The Aurora History Museum is a small museum centered on the history and culture of Aurora, Colorado. The museum currently has two rotating exhibits.
The visiting exhibit, Marking Time: The Voyage To Vietnam, gives you a glimpse into what life was like for many soldiers and marines who traveled to Vietnam by troop ship. The U.S.N.S. General Nelson M. Walker was a troop ship that took thousands of men to serve in the Vietnam War.
The men slept in berthing units that contained cots, known to the men as “racks.” There were as many as eight racks per unit. Some of the men used the racks as canvases for graffiti, and much of their story is told from the surviving racks. Notes, artwork, or just the name of the soldier or marine’s hometown can be seen on the canvases.
Their journey aboard the ship lasted from 18 to 23 days. Despite having duties to perform while on board, the men had much time to themselves. From drawings of bikini-clad women to caricatures of people, the canvas graffiti shows their thoughts.
These were among the last Americans to go to war on a troop ship. Most troop ships were decommissioned by 1968 and replaced by large aircraft. The exhibit ends on July 29, 2012. For more about this traveling exhibit go to http://www.vietnamgraffiti.com/.
Protecting Our Skies is the other temporary exhibit that is on display until August 19, 2012. While it contains few artifacts, it is mostly posters with vintage photographs and well-written captions that describe the history of Lowry Air Force Base.
From its start as a Colorado National Guard base in 1923 to its closure as a U.S. Air Force Base in 1994, the story, important to Aurora and Colorado history, is told. If you like to read about historical events in detail, you will enjoy this exhibit. If you seek to collect this information from published sources, I think you would find it difficult and time consuming. So this is an excellent resource for any history buff who wants to learn more about Lowry.
The permanent display covers the history and culture of Aurora. Starting with the natural history of the area and working its way from the native tribes to the early settlers, the display walks you through how the city of Aurora came to be. No evidence of permanent settlement by native tribes exists in the Aurora area, but there is some evidence of native peoples who appeared to pass through the area during the years prior to white settlement. Today, Aurora culture is diverse as the city government recognizes 72 languages.
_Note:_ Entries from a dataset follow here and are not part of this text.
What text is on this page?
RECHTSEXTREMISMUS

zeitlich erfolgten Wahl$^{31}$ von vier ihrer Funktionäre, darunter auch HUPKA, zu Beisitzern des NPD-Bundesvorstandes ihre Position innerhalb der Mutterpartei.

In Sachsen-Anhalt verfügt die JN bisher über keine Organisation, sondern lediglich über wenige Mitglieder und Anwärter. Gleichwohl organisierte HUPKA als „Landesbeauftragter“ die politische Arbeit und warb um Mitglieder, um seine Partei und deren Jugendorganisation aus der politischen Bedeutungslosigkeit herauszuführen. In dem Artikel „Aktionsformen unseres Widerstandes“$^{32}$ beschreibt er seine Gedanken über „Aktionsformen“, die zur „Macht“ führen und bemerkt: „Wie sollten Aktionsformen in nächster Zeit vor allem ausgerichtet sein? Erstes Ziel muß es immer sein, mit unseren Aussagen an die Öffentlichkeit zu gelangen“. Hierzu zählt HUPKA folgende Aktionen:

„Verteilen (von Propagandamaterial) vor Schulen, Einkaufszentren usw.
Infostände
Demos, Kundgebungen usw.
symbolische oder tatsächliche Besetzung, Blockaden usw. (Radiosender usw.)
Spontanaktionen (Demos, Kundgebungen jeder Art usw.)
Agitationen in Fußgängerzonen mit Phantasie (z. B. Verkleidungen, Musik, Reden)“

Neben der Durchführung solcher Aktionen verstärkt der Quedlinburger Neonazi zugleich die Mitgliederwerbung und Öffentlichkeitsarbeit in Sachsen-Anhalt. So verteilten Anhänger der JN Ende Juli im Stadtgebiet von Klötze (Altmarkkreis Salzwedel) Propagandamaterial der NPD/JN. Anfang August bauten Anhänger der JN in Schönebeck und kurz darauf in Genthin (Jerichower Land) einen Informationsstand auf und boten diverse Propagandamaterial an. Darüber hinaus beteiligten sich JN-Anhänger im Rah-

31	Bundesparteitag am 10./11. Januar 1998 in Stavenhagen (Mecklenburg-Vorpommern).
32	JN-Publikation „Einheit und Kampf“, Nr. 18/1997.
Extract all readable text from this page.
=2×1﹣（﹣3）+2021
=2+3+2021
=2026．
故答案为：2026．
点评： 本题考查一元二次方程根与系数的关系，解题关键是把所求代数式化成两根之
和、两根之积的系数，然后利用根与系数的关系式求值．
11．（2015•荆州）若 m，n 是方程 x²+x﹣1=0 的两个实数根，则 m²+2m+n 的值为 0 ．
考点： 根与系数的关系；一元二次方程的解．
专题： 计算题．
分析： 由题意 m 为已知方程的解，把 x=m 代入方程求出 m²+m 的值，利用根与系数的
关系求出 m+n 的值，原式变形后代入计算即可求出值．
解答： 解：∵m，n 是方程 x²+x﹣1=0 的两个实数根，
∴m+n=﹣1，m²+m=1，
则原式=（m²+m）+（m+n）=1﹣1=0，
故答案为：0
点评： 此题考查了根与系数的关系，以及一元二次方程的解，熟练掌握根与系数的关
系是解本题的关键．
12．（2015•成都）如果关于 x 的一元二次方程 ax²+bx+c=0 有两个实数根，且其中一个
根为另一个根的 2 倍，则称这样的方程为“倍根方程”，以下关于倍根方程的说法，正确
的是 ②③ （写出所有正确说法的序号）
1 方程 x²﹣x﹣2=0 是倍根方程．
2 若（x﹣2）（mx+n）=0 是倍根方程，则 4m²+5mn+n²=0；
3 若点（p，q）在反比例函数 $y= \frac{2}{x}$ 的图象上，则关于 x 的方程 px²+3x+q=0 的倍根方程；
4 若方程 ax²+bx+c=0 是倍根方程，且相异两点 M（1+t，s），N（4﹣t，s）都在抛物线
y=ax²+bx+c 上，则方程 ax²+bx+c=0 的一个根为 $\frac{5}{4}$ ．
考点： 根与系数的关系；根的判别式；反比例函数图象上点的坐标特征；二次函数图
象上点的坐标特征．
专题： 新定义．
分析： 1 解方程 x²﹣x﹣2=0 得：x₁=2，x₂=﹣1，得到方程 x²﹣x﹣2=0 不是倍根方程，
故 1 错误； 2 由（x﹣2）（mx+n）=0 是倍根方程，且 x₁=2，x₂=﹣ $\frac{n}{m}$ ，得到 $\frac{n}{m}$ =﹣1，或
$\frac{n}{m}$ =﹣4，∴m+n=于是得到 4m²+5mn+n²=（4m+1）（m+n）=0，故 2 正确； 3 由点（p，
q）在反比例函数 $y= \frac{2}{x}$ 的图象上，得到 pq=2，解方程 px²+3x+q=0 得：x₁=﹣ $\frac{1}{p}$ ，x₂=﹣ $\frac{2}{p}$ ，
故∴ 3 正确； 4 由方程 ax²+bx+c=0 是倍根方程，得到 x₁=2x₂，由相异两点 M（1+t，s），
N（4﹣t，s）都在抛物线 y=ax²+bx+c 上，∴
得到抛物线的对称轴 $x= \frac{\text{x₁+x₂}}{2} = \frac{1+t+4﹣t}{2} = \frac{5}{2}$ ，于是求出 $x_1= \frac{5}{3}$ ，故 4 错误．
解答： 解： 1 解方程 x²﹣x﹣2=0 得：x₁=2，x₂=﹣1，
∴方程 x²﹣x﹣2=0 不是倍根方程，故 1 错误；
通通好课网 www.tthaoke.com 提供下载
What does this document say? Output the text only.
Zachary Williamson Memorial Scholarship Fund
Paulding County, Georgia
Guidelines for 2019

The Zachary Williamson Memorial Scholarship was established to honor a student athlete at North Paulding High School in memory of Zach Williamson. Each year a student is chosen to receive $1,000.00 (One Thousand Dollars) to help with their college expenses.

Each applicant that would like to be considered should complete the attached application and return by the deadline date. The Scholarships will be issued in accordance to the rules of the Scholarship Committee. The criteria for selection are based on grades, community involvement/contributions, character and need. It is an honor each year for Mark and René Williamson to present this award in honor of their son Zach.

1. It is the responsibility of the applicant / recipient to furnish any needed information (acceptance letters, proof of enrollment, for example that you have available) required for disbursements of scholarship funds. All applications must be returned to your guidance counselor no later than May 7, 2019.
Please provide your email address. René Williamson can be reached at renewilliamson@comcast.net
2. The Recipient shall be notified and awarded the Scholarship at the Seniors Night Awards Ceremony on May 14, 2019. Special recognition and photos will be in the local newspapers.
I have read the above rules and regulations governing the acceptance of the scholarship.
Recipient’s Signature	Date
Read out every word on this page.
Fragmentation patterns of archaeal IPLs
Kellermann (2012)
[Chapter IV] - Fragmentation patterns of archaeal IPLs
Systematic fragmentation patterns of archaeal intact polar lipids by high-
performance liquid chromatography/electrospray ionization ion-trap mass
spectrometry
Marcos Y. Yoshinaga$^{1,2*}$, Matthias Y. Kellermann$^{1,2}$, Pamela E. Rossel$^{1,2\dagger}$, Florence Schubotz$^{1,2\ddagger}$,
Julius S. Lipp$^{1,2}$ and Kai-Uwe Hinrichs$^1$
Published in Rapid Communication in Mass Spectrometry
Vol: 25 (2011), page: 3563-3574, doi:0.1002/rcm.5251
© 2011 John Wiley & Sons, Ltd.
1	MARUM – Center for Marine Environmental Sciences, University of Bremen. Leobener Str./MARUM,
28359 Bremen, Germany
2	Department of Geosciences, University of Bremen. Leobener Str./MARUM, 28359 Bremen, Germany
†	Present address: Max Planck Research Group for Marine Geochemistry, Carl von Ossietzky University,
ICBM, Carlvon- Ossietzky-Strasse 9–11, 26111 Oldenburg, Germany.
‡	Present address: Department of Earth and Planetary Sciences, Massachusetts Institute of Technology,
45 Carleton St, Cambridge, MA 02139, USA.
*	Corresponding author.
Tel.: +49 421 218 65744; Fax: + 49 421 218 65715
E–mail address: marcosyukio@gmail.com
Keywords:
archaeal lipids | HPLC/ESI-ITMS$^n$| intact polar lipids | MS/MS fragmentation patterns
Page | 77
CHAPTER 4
Much of the city’s history is the story of urbanization and water. One of the displays is an early wooden water pipe. You wouldn’t think that wood is a suitable material for underground water pipe, but when you think about it, wooden barrels hold wine for long periods of time. So given the technology of the late 1800s, wood was not a bad choice to transport water across the community.
Allow at least an hour for your visit to this museum. I have seen local history museums that have a more comprehensive display of artifacts, so this is not a museum that I would include in a road trip. But, if you have some time to kill and live in or are visiting the area, it is worth dropping in to learn a bit more about Aurora history.